Despite recreational legalization, adult cannabis users may still face challenges when they apply to jobs. Prop. 64 allows for adults over the age of 21 to buy, sell and consume marijuana without a medical card or doctor’s recommendation. Despite this progress, Californians who partake recreationally, or even medically, may still face challenges in the workplace.
California companies can require applicants to pass a drug test as a condition for their employment (i.e, after the job offer has already been made) and periodically depending on their occupation. Drug tests may also be given if employers suspect drug use that inhibits performance – if you’re showing up to work drunk or high it’s not unreasonable that you’ll end up having a chat with HR.
According to the Society for Human Resource Management, drug tests screen for illegal substances, such as cocaine and heroin, but many also test for marijuana. Marijuana falls into a legal grey area since it’s still considered an illegal, Schedule 1 substance under federal law even though many states have taken steps to legalize and decriminalize pot.
Unlike other states, California maintains an employee’s right to privacy which prevents employees from monitoring their workers when they’re off the clock. This safeguard protects your right to have a beer after work or write a personal blog but may not protect your choice to roll a joint on a Friday night.
The California Supreme Court still allows employers to fire or refuse to hire people whose drug tests show cannabis. Employers peeved about pot can still uphold their decision not to hire based on the fact that the federal government still criminalizes pot as a Schedule 1 substance with “no currently accepted medical use and a high potential for abuse.”
But what if you’re using pot for a medical condition, under doctor’s orders?
Californians can use medical cannabis for with written permission from a doctor and even carry a small amount of medical marijuana at California airports and in public places. Still, employers who use medical marijuana may face discrimination in the workplace.
California’s Supreme Court does not protect medical marijuana users from termination and, at the time of this writing, does not offer “reasonable accommodation” to them.
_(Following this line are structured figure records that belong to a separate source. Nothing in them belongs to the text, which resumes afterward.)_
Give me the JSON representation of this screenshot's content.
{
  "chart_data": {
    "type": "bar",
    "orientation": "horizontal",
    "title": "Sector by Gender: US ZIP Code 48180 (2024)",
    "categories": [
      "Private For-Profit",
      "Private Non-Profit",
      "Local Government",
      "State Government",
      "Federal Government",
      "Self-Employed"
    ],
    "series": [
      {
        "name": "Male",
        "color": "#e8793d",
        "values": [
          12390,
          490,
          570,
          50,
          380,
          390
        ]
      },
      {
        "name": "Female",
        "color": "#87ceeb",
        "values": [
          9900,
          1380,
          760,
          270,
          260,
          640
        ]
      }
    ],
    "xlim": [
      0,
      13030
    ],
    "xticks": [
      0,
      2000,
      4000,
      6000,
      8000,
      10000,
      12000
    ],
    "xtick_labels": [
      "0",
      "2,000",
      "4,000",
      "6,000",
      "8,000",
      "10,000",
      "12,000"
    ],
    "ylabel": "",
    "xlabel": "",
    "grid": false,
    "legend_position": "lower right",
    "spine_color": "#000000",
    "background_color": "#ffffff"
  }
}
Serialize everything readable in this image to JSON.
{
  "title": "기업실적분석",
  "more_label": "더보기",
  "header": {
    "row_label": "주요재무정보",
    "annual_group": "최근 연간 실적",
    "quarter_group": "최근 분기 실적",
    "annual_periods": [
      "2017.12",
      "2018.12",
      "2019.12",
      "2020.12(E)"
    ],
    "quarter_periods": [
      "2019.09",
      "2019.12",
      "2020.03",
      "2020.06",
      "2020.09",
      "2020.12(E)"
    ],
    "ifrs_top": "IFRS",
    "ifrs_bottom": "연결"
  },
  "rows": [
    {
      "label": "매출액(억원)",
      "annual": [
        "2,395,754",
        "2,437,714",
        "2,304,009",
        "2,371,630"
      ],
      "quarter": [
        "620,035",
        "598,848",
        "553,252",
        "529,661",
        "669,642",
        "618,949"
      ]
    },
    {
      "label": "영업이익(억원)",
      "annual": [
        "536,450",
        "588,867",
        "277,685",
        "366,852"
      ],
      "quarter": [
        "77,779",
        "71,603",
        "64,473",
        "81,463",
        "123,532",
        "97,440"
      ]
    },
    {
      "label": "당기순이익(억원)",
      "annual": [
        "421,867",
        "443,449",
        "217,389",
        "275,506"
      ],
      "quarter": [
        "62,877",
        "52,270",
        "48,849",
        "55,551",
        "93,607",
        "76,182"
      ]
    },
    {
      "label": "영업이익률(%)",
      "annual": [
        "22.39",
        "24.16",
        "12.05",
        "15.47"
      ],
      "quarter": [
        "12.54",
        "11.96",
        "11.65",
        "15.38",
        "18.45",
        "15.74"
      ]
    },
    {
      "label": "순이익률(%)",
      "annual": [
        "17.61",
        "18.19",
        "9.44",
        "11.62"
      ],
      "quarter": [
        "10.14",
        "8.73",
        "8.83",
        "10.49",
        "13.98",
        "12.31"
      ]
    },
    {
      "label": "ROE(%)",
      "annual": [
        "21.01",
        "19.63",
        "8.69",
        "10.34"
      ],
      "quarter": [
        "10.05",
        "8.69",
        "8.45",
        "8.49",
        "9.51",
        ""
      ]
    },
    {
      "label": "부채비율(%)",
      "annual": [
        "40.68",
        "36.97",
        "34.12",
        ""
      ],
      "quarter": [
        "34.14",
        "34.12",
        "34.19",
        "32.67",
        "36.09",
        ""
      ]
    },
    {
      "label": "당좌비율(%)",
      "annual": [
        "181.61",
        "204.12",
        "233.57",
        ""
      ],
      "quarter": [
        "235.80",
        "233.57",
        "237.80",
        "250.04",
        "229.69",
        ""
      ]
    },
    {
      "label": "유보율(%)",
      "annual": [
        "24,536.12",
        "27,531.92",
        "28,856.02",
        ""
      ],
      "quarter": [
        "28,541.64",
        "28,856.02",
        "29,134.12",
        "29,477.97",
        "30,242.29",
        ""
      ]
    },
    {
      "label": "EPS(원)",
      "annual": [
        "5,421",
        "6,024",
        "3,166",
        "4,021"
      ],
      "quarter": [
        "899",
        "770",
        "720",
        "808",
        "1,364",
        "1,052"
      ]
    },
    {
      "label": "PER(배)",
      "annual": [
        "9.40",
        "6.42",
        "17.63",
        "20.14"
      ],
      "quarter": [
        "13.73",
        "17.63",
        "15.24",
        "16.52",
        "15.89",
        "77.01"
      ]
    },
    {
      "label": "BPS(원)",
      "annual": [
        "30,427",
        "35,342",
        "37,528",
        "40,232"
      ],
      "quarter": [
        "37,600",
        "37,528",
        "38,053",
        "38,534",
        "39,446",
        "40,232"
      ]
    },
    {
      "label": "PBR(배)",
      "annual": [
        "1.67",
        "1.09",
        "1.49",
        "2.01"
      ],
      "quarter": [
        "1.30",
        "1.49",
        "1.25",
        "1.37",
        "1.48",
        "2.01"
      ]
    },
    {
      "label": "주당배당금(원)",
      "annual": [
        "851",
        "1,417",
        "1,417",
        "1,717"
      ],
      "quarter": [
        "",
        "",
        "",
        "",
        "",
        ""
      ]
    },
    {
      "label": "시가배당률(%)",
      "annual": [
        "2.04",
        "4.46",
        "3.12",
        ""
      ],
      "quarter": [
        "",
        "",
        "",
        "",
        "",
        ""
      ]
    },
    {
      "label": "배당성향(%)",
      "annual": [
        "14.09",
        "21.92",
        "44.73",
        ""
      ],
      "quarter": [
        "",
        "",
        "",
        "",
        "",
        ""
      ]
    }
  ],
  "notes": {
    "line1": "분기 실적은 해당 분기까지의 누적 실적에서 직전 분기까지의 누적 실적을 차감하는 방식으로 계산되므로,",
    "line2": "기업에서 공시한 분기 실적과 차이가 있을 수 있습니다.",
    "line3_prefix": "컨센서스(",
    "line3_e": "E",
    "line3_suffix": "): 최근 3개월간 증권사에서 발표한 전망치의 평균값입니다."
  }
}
Reasonable accommodation for employees with a known disability, such as chronic pain or partial deafness, may include things like modified chairs, the ability to work from home or special keyboard and computer monitors. These accommodations are protected under the Fair Employment and Housing Act (FEHA), but do not extend to medical marijuana users.
As attitudes towards marijuana use change, especially at the federal level, cannabis users may enjoy more protections under the law. Proposed changes to the FEHA, via AB 2069, would include anti-discrimination protections for medical marijuana users and provide them with reasonable accommodation to medicate.